SBIII Motorsports
- Owner(s): Scott Barbour
- Base: Huntersville, North Carolina, United States
- Series: Sprint Cup Series
- Race drivers: Ricky Craven Loy Allen, Jr. Sean Woodside Hut Stricklin
- Manufacturer: Ford

Career
- Debut: 1998 Coca-Cola 500 (Motegi)
- Latest race: 1999 NAPA AutoCare 500 (Martinsville)
- Drivers' Championships: 0
- Race victories: 0
- Pole positions: 0

= SBIII Motorsports =

Former NASCAR team

SBIII Motorsports is a former NASCAR Cup Series motor racing team. The team was owned by Pittsburgh, Pennsylvania businessman Scott Barbour and fielded the No. 58 Ford Taurus during the 1999 NASCAR Winston Cup Series season. The team was named for Barbour's son (Samuel Barbour III) and was painted black and yellow in honor of former Pittsburgh Steelers player Jack Lambert.

== Biography ==
Barbour was born and raised in Pennsylvania, and joined the United States Air Force in 1981. After working for various companies in the United States and Europe, Barbour formed Turbine Solutions in 1992, a privately held aircraft engine supply company and at the time he formed SBIII Motorsports, was president and CEO of the company based out of Brooksville, Florida. Turbine Solutions first entered NASCAR as an associate sponsor on Cale Yarborough Motorsports' No. 98 car in 1998.

== NASCAR season ==
Barbour formed SBIII Motorsports in late 1998. The team debuted at the NASCAR Cup Series' season-ending exhibition race in Motegi, Japan. Based in a shop once used by TriStar Motorsports, Mike Hillman was hired as the team's crew chief and 1995 Rookie of the Year Ricky Craven was hired as driver. He drove the car to a 22nd-place finish in the team's debut. In the team's first points race at the 1999 Daytona 500, Craven started 28th and finished 26th. The team also acquired sponsorship from Hollywood Video, sharing sponsorship with Mark Gibson's entry for that race. Hollywood Video sponsored the car for the next twelve races, during which time Craven finished no higher than 19th, although he did win a Winston West Series with the team at California Speedway. After failing to qualify for the Coca-Cola 600, Craven was released. Loy Allen was hired as his replacement, missing one race and finishing 40th in both races he started for the team. West Series driver Sean Woodside attempted the Save Mart/Kragen 350 with the team, but did not qualify.

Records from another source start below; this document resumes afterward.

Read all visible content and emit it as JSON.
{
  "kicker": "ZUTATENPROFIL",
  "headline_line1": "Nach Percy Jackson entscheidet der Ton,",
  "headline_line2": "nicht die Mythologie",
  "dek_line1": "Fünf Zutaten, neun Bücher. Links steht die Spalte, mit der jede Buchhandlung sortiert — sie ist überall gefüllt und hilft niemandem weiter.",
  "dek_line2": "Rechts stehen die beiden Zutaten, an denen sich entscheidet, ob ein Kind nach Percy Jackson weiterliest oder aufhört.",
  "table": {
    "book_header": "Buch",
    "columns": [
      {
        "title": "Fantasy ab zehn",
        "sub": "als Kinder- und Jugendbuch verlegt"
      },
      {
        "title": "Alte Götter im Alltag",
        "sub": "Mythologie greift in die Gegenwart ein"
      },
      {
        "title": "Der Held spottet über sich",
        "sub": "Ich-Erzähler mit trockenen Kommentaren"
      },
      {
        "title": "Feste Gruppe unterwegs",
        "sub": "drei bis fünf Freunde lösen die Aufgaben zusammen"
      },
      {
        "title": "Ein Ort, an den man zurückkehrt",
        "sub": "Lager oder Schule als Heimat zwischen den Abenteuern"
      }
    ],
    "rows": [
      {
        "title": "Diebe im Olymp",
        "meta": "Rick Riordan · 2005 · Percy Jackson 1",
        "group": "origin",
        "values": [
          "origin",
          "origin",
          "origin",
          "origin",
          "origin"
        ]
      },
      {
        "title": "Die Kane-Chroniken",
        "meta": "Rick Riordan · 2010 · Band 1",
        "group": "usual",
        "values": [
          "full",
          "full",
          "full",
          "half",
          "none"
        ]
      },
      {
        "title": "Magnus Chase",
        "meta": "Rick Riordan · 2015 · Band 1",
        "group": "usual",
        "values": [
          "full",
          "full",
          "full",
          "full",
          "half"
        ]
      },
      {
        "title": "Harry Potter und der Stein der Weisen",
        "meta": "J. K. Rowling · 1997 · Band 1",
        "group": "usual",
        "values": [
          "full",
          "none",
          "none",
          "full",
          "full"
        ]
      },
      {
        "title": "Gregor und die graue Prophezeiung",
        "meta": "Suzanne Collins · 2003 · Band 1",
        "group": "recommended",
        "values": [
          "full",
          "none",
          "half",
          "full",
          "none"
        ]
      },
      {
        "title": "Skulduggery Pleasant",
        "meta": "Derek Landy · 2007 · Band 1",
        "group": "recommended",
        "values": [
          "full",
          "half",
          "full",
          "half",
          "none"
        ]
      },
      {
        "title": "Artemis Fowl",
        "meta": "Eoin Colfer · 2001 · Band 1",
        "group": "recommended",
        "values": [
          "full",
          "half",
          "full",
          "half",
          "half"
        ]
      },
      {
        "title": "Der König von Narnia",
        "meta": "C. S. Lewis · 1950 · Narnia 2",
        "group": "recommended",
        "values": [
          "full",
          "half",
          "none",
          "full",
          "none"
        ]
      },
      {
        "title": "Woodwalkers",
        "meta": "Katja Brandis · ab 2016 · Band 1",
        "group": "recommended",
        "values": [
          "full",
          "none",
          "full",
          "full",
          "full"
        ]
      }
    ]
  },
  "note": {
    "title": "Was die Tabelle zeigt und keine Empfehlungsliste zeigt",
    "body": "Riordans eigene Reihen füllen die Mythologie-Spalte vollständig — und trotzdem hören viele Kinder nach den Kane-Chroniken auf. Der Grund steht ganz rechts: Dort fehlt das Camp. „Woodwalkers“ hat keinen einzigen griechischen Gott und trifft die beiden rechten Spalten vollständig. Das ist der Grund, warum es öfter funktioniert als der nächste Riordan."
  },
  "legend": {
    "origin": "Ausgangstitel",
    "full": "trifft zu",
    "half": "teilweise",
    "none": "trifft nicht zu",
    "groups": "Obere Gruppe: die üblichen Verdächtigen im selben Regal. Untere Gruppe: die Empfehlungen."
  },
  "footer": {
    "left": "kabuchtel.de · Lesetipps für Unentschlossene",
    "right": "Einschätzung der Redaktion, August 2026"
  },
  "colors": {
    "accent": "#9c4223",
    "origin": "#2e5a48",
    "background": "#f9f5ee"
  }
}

After the Pepsi 400, Hut Stricklin was named the team's new driver. He gave the team's first top-15 finish at Pocono Raceway, and two weeks later, its only top-ten finish with a ninth at Michigan International Speedway. In September, the team acquired sponsorship from Federated Auto Parts, but also failed to qualify for three consecutive races. Late in October, SBIII announced that it had resigned Stricklin to a three-year contract, and acquired Motorsports Safety Technologies as sponsor through the 2003 season. Just over a week later, the team suddenly shut down, citing a bad check from the team's new sponsor.

== Car No. 58 results ==

NASCAR Winston Cup Series results
Year: Driver; No.; Make; 1; 2; 3; 4; 5; 6; 7; 8; 9; 10; 11; 12; 13; 14; 15; 16; 17; 18; 19; 20; 21; 22; 23; 24; 25; 26; 27; 28; 29; 30; 31; 32; 33; 34; Owners; Pts
1999: Ricky Craven; 58; Ford; DAY 26; CAR 22; LVS 39; ATL 42; DAR 37; TEX 27; BRI 41; MAR 43; TAL 27; CAL 34; RCH 19; CLT DNQ; DOV 31; 41st; 1921
Loy Allen Jr.: MCH 40; POC DNQ; DAY 40
Sean Woodside: SON DNQ
Hut Stricklin: NHA 39; POC 15; IND 33; GLN DNQ; MCH 9; BRI 27; DAR 27; RCH DNQ; NHA 16; DOV 25; MAR 14; CLT DNQ; TAL DNQ; CAR DNQ; PHO; HOM; ATL

== Aftermath ==
After the team's closure, TriStar took over the shop and temporarily used its equipment. It attempted the 2000 Daytona 500 in the No. 48 with Stanton Barrett, but did not qualify. The team's equipment was auctioned off in May 2000.